É inegável que a LGPD exige um nível de atualização dos envolvidos no tratamento de dados, especialmente no que diz respeito ao esclarecimento sobre a quem de fato pertencem as informações, dirimindo o mito de que os dados pessoais sob guarda das empresas são de sua propriedade. Também é primordial que os indivíduos revisem a sua conduta e não forneçam tão facilmente as suas informações, contribuindo para garantir condições convenientes à proteção e privacidade decorrentes da lei.

O movimento realizado até o momento pelos players responsáveis por zelar pela integridade dos dados pessoais dos consumidores e a aplicação da LGPD — vide Secretaria Nacional do Consumidor (Senacon) e Autoridade Nacional de Proteção de Dados (ANPD) — tem se mostrado de extrema relevância, isso porque ambos estão agindo no sentido de propagar a conscientização coletiva em torno da importância do uso de informações pessoais e não somente aplicar as sanções previstas em lei.

Ao contrário do que erroneamente se preconizava, a ANPD já se posicionou no sentido de que adotará a conduta de estimular a familiarização dos termos da lei com o grande público e empresas. Nesse sentido, o órgão tem dado sinais claros de que a sua atuação terá um viés muito mais educativo do que necessariamente punitivo, a exemplo do conteúdo da Portaria nº 11/2021 e dos guias orientativos publicados até então pela Autoridade.

São evidentes as benesses decorrentes da preocupação dos órgãos em construir uma cultura de proteção através da promoção de uma regulação responsiva como a da ANPD,  em detrimento de tão somente fixar multas em desfavor de quem explora comercialmente os dados pessoais.
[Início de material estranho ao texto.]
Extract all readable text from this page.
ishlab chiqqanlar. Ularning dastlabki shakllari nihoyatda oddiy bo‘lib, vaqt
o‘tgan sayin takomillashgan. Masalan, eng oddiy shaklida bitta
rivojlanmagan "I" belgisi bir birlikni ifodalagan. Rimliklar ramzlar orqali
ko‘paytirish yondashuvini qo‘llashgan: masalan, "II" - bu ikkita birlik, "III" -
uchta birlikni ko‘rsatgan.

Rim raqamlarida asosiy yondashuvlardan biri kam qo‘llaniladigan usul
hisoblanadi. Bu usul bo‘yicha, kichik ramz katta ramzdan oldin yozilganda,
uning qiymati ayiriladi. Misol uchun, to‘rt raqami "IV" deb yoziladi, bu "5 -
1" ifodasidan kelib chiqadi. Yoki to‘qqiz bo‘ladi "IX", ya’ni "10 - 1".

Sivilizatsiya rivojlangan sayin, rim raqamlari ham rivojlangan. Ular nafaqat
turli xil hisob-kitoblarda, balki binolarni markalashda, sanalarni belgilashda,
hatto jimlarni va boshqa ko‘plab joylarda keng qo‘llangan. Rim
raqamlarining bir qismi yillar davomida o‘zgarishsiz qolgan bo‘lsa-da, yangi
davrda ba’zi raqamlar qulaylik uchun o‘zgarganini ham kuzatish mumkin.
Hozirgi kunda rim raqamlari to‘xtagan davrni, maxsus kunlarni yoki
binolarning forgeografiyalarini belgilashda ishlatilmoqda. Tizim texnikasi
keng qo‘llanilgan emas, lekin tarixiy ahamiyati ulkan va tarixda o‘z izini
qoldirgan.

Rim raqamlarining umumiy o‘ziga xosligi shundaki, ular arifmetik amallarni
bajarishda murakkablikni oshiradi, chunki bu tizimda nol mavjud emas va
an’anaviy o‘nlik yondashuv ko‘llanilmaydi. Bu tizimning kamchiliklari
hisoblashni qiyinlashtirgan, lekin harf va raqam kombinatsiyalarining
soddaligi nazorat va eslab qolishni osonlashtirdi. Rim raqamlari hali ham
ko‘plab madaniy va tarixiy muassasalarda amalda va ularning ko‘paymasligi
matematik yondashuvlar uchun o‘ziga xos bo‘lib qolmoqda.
A tomada de consciência sobre o valor dos dados é um tema relativamente novo no país e a simples aplicação de multas não geraria de forma automática uma lógica sobre a necessidade de preocupar-se com a questão.

Ainda que as sanções não sejam o mote principal da atuação da ANPD, o simples fato de a LGPD estar em vigor já serviu para que diversos agentes de tratamento buscassem implementar internamente os seus projetos de adequação, em vista do caráter reputacional da legislação, fazendo com que sejam revisados processos internos, elevando o grau de transparência e compreensão do tratamento de dados realizado até então.

A decorrência lógica envolvendo a exploração consciente de dados pessoais por parte de uma parcela das empresas é a indução de que os demais parceiros comerciais adotem procedimentos capazes de adaptar o seu modelo de negócios para estarem em conformidade com a LGPD. Assim desenvolve-se um ambiente culturalmente condizente à proteção de dados e privacidade, transvestindo a jornada de adequação como uma vantagem competitiva aos concorrentes comerciais, e não somente um procedimento para mero cumprimento da norma.

Tal movimento irá, sem sombra de dúvidas, capacitar os titulares de dados e as empresas coletivamente, e não somente os especialistas da área. Isso possibilitará uma compreensão melhor da lei e seus efeitos, resultando em uma aplicação mais eficiente dos seus dispositivos e possibilitando ultrapassar a grande barreira para a sua execução plena, qual seja, a cultural.

Embora a atuação normativa da LGPD seja de competência da ANPD, nada obsta que o Judiciário seja acionado para dirimir eventual conflito decorrente da norma, o que por si só já geraria uma insegurança jurídica — na medida em que há uma interpretação do julgador em torno dos efeitos de uma lei nova. Tal incerteza é potencializada pelas diversas lacunas ainda encontradas no ordenamento legal, sendo imprescindível o engajamento tanto dos titulares como dos demais stakeholders, promovendo o aprimoramento em torno do ecossistema de proteção de dados pessoais, privacidade e aplicação da legislação, impedindo o desvio de finalidade.